The discovery that this particular tank was leaking from the inner shell happened several years ago, and the state had ordered the Department of Energy — the federal agency in charge of Hanford — to begin removing the nearly 800,000 gallons of radioactive waste by March 4.
Washington River Protection Solutions, the contractor hired by DOE to manage the tanks, began to pump out the radioactive waste a day ahead of schedule. The task was going well until it was detected two weeks into the effort that significantly more waste had begun leaking.
DOE officials said they had anticipated this might happen, and that pumping the waste could trigger additional leaked waste to accumulate between the shells.

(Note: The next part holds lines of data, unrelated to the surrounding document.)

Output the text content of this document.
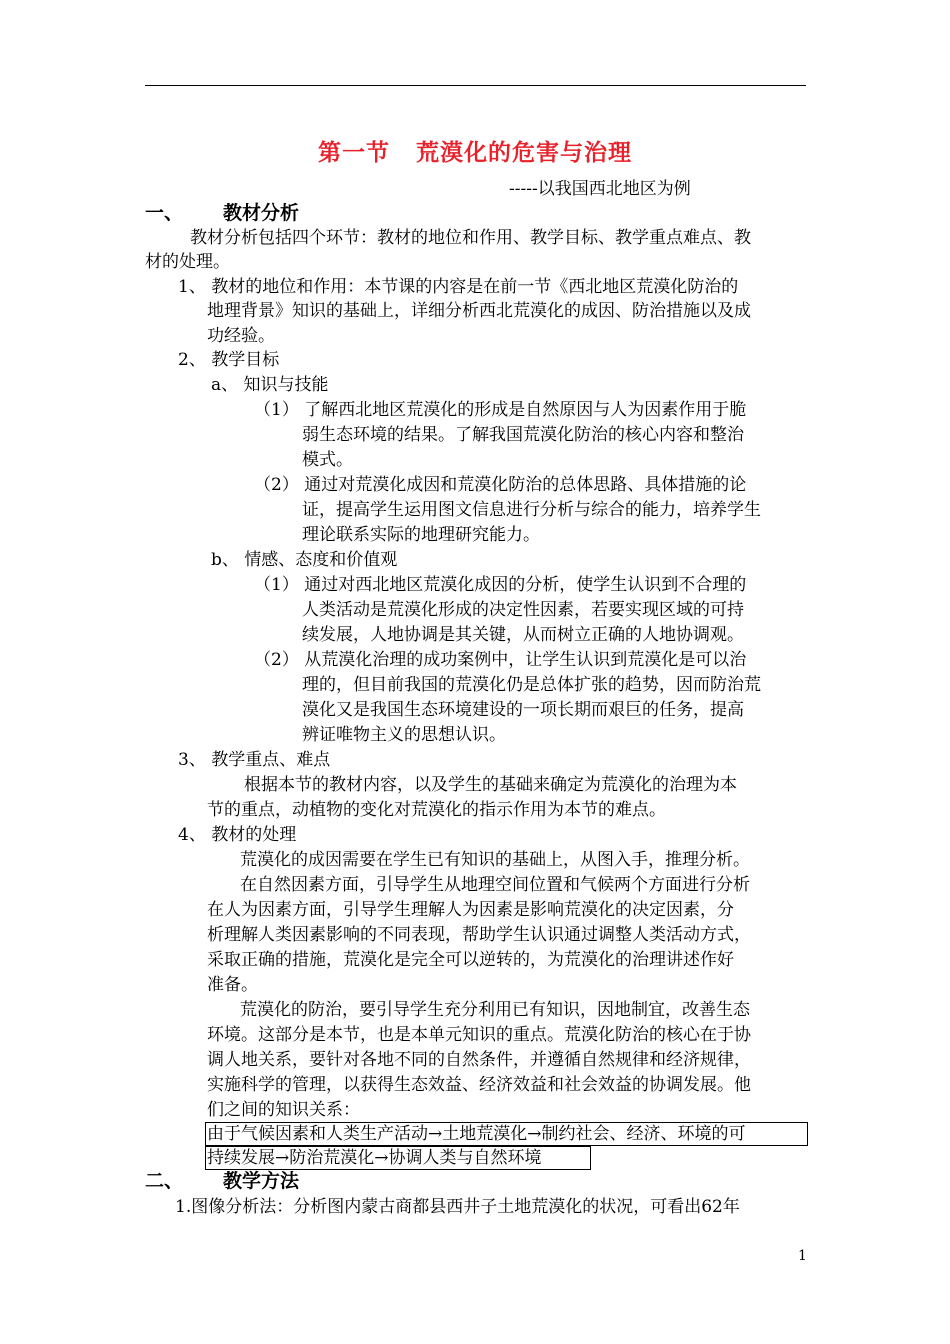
第一节 荒漠化的危害与治理
-----以我国西北地区为例
一、 教材分析
教材分析包括四个环节：教材的地位和作用、教学目标、教学重点难点、教
材的处理。
1、 教材的地位和作用：本节课的内容是在前一节《西北地区荒漠化防治的
地理背景》知识的基础上，详细分析西北荒漠化的成因、防治措施以及成
功经验。
2、 教学目标
a、 知识与技能
（1） 了解西北地区荒漠化的形成是自然原因与人为因素作用于脆
弱生态环境的结果。了解我国荒漠化防治的核心内容和整治
模式。
（2） 通过对荒漠化成因和荒漠化防治的总体思路、具体措施的论
证，提高学生运用图文信息进行分析与综合的能力，培养学生
理论联系实际的地理研究能力。
b、 情感、态度和价值观
（1） 通过对西北地区荒漠化成因的分析，使学生认识到不合理的
人类活动是荒漠化形成的决定性因素，若要实现区域的可持
续发展，人地协调是其关键，从而树立正确的人地协调观。
（2） 从荒漠化治理的成功案例中，让学生认识到荒漠化是可以治
理的，但目前我国的荒漠化仍是总体扩张的趋势，因而防治荒
漠化又是我国生态环境建设的一项长期而艰巨的任务，提高
辨证唯物主义的思想认识。
3、 教学重点、难点
根据本节的教材内容，以及学生的基础来确定为荒漠化的治理为本
节的重点，动植物的变化对荒漠化的指示作用为本节的难点。
4、 教材的处理
荒漠化的成因需要在学生已有知识的基础上，从图入手，推理分析。
在自然因素方面，引导学生从地理空间位置和气候两个方面进行分析
在人为因素方面，引导学生理解人为因素是影响荒漠化的决定因素，分
析理解人类因素影响的不同表现，帮助学生认识通过调整人类活动方式，
采取正确的措施，荒漠化是完全可以逆转的，为荒漠化的治理讲述作好
准备。
荒漠化的防治，要引导学生充分利用已有知识，因地制宜，改善生态
环境。这部分是本节，也是本单元知识的重点。荒漠化防治的核心在于协
调人地关系，要针对各地不同的自然条件，并遵循自然规律和经济规律，
实施科学的管理，以获得生态效益、经济效益和社会效益的协调发展。他
们之间的知识关系：
由于气候因素和人类生产活动→土地荒漠化→制约社会、经济、环境的可
持续发展→防治荒漠化→协调人类与自然环境
二、 教学方法
1.图像分析法：分析图内蒙古商都县西井子土地荒漠化的状况，可看出62年
1
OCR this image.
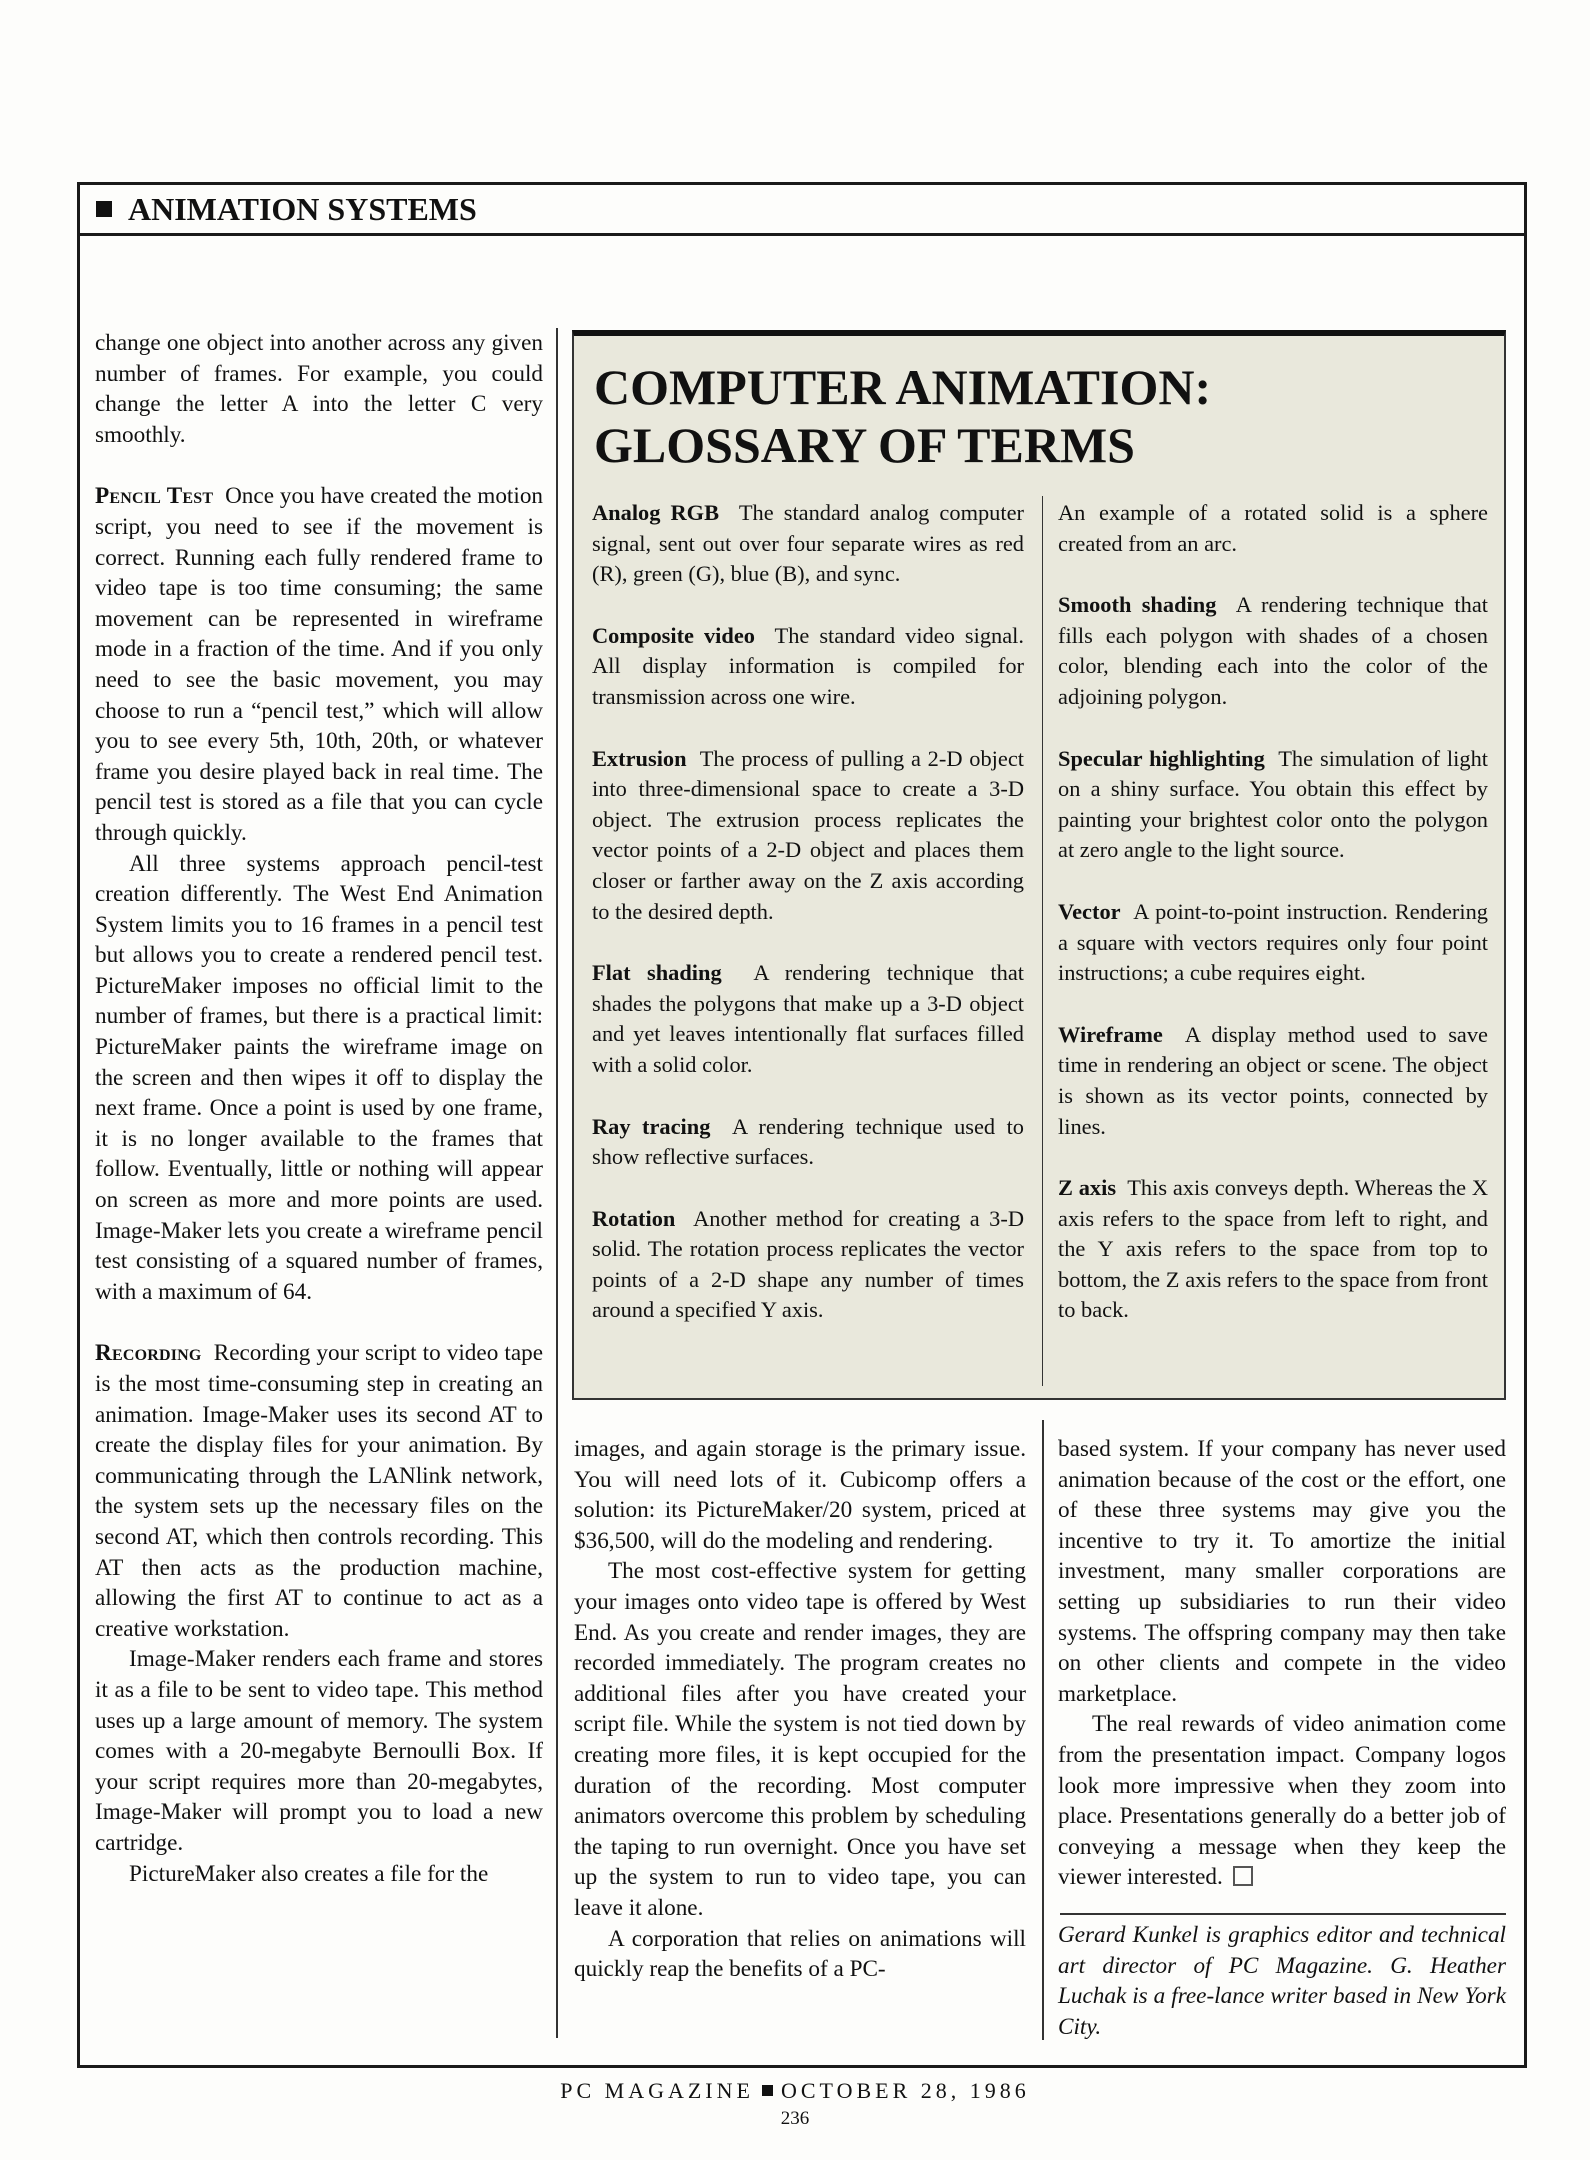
ANIMATION SYSTEMS

change one object into another across any given number of frames. For example, you could change the letter A into the letter C very smoothly.

Pencil Test Once you have created the motion script, you need to see if the movement is correct. Running each fully rendered frame to video tape is too time consuming; the same movement can be represented in wireframe mode in a fraction of the time. And if you only need to see the basic movement, you may choose to run a “pencil test,” which will allow you to see every 5th, 10th, 20th, or whatever frame you desire played back in real time. The pencil test is stored as a file that you can cycle through quickly.

All three systems approach pencil-test creation differently. The West End Animation System limits you to 16 frames in a pencil test but allows you to create a rendered pencil test. PictureMaker imposes no official limit to the number of frames, but there is a practical limit: PictureMaker paints the wireframe image on the screen and then wipes it off to display the next frame. Once a point is used by one frame, it is no longer available to the frames that follow. Eventually, little or nothing will appear on screen as more and more points are used. Image-Maker lets you create a wireframe pencil test consisting of a squared number of frames, with a maximum of 64.

Recording Recording your script to video tape is the most time-consuming step in creating an animation. Image-Maker uses its second AT to create the display files for your animation. By communicating through the LANlink network, the system sets up the necessary files on the second AT, which then controls recording. This AT then acts as the production machine, allowing the first AT to continue to act as a creative workstation.

Image-Maker renders each frame and stores it as a file to be sent to video tape. This method uses up a large amount of memory. The system comes with a 20-megabyte Bernoulli Box. If your script requires more than 20-megabytes, Image-Maker will prompt you to load a new cartridge.

PictureMaker also creates a file for the

COMPUTER ANIMATION:
GLOSSARY OF TERMS

Analog RGB The standard analog computer signal, sent out over four separate wires as red (R), green (G), blue (B), and sync.

Composite video The standard video signal. All display information is compiled for transmission across one wire.

Extrusion The process of pulling a 2-D object into three-dimensional space to create a 3-D object. The extrusion process replicates the vector points of a 2-D object and places them closer or farther away on the Z axis according to the desired depth.

Flat shading A rendering technique that shades the polygons that make up a 3-D object and yet leaves intentionally flat surfaces filled with a solid color.

Ray tracing A rendering technique used to show reflective surfaces.

Rotation Another method for creating a 3-D solid. The rotation process replicates the vector points of a 2-D shape any number of times around a specified Y axis.

An example of a rotated solid is a sphere created from an arc.

Smooth shading A rendering technique that fills each polygon with shades of a chosen color, blending each into the color of the adjoining polygon.

Specular highlighting The simulation of light on a shiny surface. You obtain this effect by painting your brightest color onto the polygon at zero angle to the light source.

Vector A point-to-point instruction. Rendering a square with vectors requires only four point instructions; a cube requires eight.

Wireframe A display method used to save time in rendering an object or scene. The object is shown as its vector points, connected by lines.

Z axis This axis conveys depth. Whereas the X axis refers to the space from left to right, and the Y axis refers to the space from top to bottom, the Z axis refers to the space from front to back.

images, and again storage is the primary issue. You will need lots of it. Cubicomp offers a solution: its PictureMaker/20 system, priced at $36,500, will do the modeling and rendering.

The most cost-effective system for getting your images onto video tape is offered by West End. As you create and render images, they are recorded immediately. The program creates no additional files after you have created your script file. While the system is not tied down by creating more files, it is kept occupied for the duration of the recording. Most computer animators overcome this problem by scheduling the taping to run overnight. Once you have set up the system to run to video tape, you can leave it alone.

A corporation that relies on animations will quickly reap the benefits of a PC-

based system. If your company has never used animation because of the cost or the effort, one of these three systems may give you the incentive to try it. To amortize the initial investment, many smaller corporations are setting up subsidiaries to run their video systems. The offspring company may then take on other clients and compete in the video marketplace.

The real rewards of video animation come from the presentation impact. Company logos look more impressive when they zoom into place. Presentations generally do a better job of conveying a message when they keep the viewer interested.

Gerard Kunkel is graphics editor and technical art director of PC Magazine. G. Heather Luchak is a free-lance writer based in New York City.

PC MAGAZINE OCTOBER 28, 1986
236
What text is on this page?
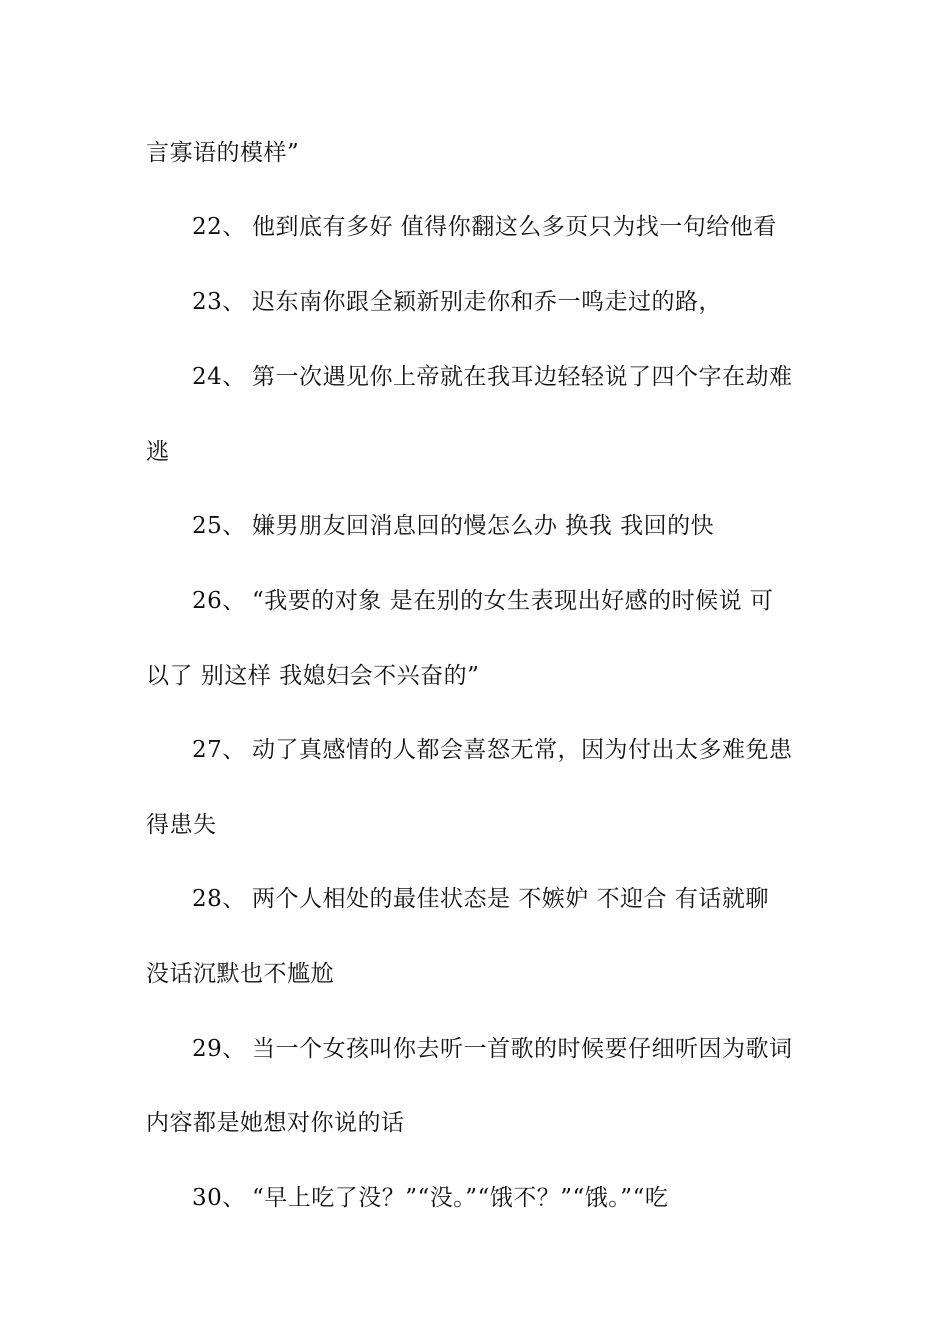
言寡语的模样”
22、 他到底有多好 值得你翻这么多页只为找一句给他看
23、 迟东南你跟全颖新别走你和乔一鸣走过的路，
24、 第一次遇见你上帝就在我耳边轻轻说了四个字在劫难
逃
25、 嫌男朋友回消息回的慢怎么办 换我 我回的快
26、 “我要的对象 是在别的女生表现出好感的时候说 可
以了 别这样 我媳妇会不兴奋的”
27、 动了真感情的人都会喜怒无常，因为付出太多难免患
得患失
28、 两个人相处的最佳状态是 不嫉妒 不迎合 有话就聊
没话沉默也不尴尬
29、 当一个女孩叫你去听一首歌的时候要仔细听因为歌词
内容都是她想对你说的话
30、 “早上吃了没？”“没。”“饿不？”“饿。”“吃
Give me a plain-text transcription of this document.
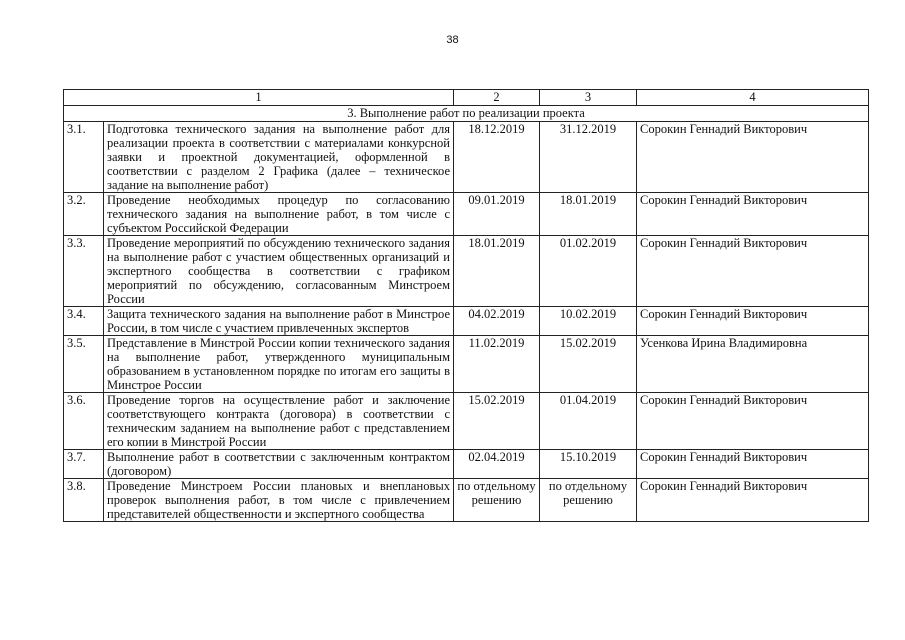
38
1		2	3	4
3. Выполнение работ по реализации проекта				
3.1.	Подготовка технического задания на выполнение работ для реализации проекта в соответствии с материалами конкурсной заявки и проектной документацией, оформленной в соответствии с разделом 2 Графика (далее – техническое задание на выполнение работ)	18.12.2019	31.12.2019	Сорокин Геннадий Викторович
3.2.	Проведение необходимых процедур по согласованию технического задания на выполнение работ, в том числе с субъектом Российской Федерации	09.01.2019	18.01.2019	Сорокин Геннадий Викторович
3.3.	Проведение мероприятий по обсуждению технического задания на выполнение работ с участием общественных организаций и экспертного сообщества в соответствии с графиком мероприятий по обсуждению, согласованным Минстроем России	18.01.2019	01.02.2019	Сорокин Геннадий Викторович
3.4.	Защита технического задания на выполнение работ в Минстрое России, в том числе с участием привлеченных экспертов	04.02.2019	10.02.2019	Сорокин Геннадий Викторович
3.5.	Представление в Минстрой России копии технического задания на выполнение работ, утвержденного муниципальным образованием в установленном порядке по итогам его защиты в Минстрое России	11.02.2019	15.02.2019	Усенкова Ирина Владимировна
3.6.	Проведение торгов на осуществление работ и заключение соответствующего контракта (договора) в соответствии с техническим заданием на выполнение работ с представлением его копии в Минстрой России	15.02.2019	01.04.2019	Сорокин Геннадий Викторович
3.7.	Выполнение работ в соответствии с заключенным контрактом (договором)	02.04.2019	15.10.2019	Сорокин Геннадий Викторович
3.8.	Проведение Минстроем России плановых и внеплановых проверок выполнения работ, в том числе с привлечением представителей общественности и экспертного сообщества	по отдельному решению	по отдельному решению	Сорокин Геннадий Викторович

While we are grateful Hanford officials were prepared, we would suggest that in the future they let the public know what problems might arise just before they start pumping so that people are not caught off guard.
All this radioactive waste is left from past production of plutonium for the nation’s nuclear weapons program, and the brew is deadly. If people had been made more aware that Hanford officials were ready in case of a leak, it might have stemmed some of the outcry around the state.
When it was announced that the leak was increasing between the shells, environmental watchdogs began calling the situation “catastrophic” and the overreaction was not helpful.
And while DOE and the contractor appear to have handled waste removal at Tank AY-102 successfully so far, we can’t help but continue to be concerned about other tanks at Hanford and what problems might arise with them, particularly the single-shell tanks.
There are 149 single-shell tanks at Hanford that were built between 1943 and 1964. Another 28 tanks made with double-shells were built from 1968 to 1986. Radioactive liquid has been pumped from most of the single-shell tanks and put in the double-shell containers, but there is still much waste to be dealt with.
And the construction of the vitrification plant, which would turn the waste into glass for safer disposal, is still decades away.
This latest scare about the leak in Tank AY-102 appears to have been handled appropriately, and we are grateful for that. But it doesn’t mean we shouldn’t continue to be concerned about the pace of Hanford cleanup, which cannot fall behind.
And state and federal officials could do a better job of communicating with the public. Hanford is a frightening site, however well it is being managed.